We continue [to be] faceless numbers. We don’t count. We are very happy saying [things like] “73 years of independence,” “We, the people of India.” There is a huge movement now in which we should uphold the Constitution, but what is actually happening? Are we actually considering Muslims, Adivasis and Dalits as a part of the “we?” And with the NRC movement going on, [referring to the protests against a proposed National Register of Citizens] the Adivasis do not have papers. How will they show their citizenship status? You have the Forest Rights Act, [but] you are evicting millions of Adivasis.
AK: How can students be made more aware of these realities?MM: Sensitisation is required. Why is reservation given? Four thousand years of deprivation is being synthetically addressed through reservation. You cannot ask people who are standing five thousand miles from the starting point and ask them to come and run the race.
Why is social justice necessary as a concept and why is there so much eruption? I can talk about the 2018 RTI that shows that in 40 central universities of the country, for professors and associate professors, more than 90 percent are all savarnas. So, what reservation? People are not there anywhere.
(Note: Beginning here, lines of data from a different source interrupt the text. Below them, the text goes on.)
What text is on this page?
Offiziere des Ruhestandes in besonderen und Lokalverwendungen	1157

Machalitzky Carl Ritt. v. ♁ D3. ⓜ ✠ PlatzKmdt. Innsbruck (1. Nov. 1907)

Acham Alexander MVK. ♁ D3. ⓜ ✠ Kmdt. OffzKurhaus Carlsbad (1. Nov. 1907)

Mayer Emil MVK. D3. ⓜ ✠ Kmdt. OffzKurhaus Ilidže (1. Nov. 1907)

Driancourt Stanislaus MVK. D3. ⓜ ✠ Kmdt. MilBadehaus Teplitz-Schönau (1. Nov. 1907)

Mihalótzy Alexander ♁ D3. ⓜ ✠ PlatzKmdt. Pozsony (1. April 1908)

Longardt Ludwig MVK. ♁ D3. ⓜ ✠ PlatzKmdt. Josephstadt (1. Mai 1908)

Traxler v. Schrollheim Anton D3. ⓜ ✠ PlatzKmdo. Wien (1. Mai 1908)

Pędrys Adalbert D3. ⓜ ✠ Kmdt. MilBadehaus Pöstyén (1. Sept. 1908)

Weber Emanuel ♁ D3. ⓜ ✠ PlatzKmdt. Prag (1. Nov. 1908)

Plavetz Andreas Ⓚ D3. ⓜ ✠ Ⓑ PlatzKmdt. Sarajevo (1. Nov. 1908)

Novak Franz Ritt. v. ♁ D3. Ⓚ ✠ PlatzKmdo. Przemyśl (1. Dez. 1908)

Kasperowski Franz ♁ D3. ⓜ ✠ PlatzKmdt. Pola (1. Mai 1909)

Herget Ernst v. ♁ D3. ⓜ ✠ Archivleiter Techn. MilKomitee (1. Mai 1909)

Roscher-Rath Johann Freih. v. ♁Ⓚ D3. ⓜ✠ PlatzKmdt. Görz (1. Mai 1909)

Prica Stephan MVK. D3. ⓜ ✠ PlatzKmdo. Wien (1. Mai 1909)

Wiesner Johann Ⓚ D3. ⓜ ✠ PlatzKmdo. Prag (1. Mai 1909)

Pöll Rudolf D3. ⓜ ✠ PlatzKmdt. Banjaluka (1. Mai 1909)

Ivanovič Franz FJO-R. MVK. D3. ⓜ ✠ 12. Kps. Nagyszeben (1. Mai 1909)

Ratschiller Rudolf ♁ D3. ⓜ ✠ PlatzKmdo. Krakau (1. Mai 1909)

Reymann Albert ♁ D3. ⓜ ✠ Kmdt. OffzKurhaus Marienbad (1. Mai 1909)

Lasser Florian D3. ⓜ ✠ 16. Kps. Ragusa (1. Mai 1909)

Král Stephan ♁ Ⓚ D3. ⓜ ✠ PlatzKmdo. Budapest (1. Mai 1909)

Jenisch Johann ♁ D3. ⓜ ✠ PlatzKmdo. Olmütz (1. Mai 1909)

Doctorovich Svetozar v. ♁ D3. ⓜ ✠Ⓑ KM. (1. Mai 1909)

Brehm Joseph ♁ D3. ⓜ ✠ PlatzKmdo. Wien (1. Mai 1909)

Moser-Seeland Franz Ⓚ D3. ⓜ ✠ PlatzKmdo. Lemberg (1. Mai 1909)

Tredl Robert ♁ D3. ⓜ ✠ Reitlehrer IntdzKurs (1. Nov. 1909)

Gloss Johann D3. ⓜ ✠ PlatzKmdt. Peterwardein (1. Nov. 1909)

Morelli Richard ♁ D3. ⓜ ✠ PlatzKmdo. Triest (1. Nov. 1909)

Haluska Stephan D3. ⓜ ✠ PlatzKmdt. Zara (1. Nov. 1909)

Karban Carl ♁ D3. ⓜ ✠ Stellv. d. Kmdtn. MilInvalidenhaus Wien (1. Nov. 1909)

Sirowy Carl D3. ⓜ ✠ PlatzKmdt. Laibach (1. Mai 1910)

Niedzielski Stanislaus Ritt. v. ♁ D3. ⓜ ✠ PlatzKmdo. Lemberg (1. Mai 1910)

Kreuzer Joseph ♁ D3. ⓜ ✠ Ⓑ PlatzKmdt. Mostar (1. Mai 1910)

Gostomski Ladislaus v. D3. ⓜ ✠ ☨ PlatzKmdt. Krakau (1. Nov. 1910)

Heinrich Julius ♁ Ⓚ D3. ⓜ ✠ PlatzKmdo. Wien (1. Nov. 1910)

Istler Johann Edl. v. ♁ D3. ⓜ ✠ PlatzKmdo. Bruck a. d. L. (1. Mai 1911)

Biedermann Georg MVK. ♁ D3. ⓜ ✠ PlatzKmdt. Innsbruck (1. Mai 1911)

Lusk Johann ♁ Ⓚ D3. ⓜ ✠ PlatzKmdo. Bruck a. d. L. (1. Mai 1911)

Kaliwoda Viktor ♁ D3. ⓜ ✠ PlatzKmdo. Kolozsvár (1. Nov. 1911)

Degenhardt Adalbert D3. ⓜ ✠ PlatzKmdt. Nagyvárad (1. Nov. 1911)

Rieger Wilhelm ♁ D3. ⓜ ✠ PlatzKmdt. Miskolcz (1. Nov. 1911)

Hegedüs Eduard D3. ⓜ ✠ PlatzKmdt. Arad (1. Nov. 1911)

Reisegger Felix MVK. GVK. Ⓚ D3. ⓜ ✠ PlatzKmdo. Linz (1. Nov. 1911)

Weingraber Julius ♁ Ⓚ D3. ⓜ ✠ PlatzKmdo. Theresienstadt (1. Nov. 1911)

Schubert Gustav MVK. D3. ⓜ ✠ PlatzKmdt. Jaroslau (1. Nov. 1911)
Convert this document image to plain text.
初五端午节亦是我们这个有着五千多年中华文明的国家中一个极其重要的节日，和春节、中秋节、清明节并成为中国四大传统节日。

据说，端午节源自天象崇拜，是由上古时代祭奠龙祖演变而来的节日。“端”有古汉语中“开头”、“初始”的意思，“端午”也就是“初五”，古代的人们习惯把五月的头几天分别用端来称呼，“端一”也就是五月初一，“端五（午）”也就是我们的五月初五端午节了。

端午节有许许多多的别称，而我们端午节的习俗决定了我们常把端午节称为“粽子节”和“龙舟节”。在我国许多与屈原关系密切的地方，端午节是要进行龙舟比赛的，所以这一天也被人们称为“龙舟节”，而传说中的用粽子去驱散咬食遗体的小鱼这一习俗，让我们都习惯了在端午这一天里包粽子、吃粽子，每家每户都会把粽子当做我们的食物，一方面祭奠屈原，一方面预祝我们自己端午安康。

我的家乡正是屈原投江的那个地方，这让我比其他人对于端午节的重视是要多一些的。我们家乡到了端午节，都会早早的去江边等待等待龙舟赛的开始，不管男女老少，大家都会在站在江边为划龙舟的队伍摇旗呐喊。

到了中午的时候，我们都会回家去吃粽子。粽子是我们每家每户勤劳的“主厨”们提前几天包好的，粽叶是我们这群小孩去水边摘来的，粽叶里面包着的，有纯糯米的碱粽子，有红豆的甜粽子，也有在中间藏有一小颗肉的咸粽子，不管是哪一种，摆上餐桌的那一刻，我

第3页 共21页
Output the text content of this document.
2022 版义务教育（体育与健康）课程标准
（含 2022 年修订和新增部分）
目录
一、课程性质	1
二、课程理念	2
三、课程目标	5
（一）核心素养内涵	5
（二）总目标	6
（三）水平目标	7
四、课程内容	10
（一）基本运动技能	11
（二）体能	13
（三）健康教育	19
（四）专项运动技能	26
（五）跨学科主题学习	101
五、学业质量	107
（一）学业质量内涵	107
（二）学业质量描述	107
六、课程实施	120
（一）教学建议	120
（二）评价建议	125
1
People should be made aware of the reality. Whatever [Ghosh] said, I am not taking it personally. One shouldn’t abuse a teacher on the grounds of her identity—that is wrong, but still, I will say that she is also a victim of social hatred that is engineered. That is what is being passed over—this sort of a hatred, seeing reservation as an undue advantage. Even if I write, people are not willing to accept. How can you sensitise people?
AK: Over the years, have you seen any change in the students you have engaged with on issues of caste identity and religion? MM: I am completely overwhelmed by the sort of support that I am [getting]. There is rising caste awareness about the fact that you can’t write off somebody because of one’s identity and difficulties. I think that’s hopeful. What I am undergoing is very sad, but at the same time, the solidarity shows that there is awareness.
Even if I am a reserved candidate, I have my [opinion]. This is a constitutional right which has been given to me. I am constitutionally empowered to be a teacher, having the same worth and being given the same dignity as any other teacher.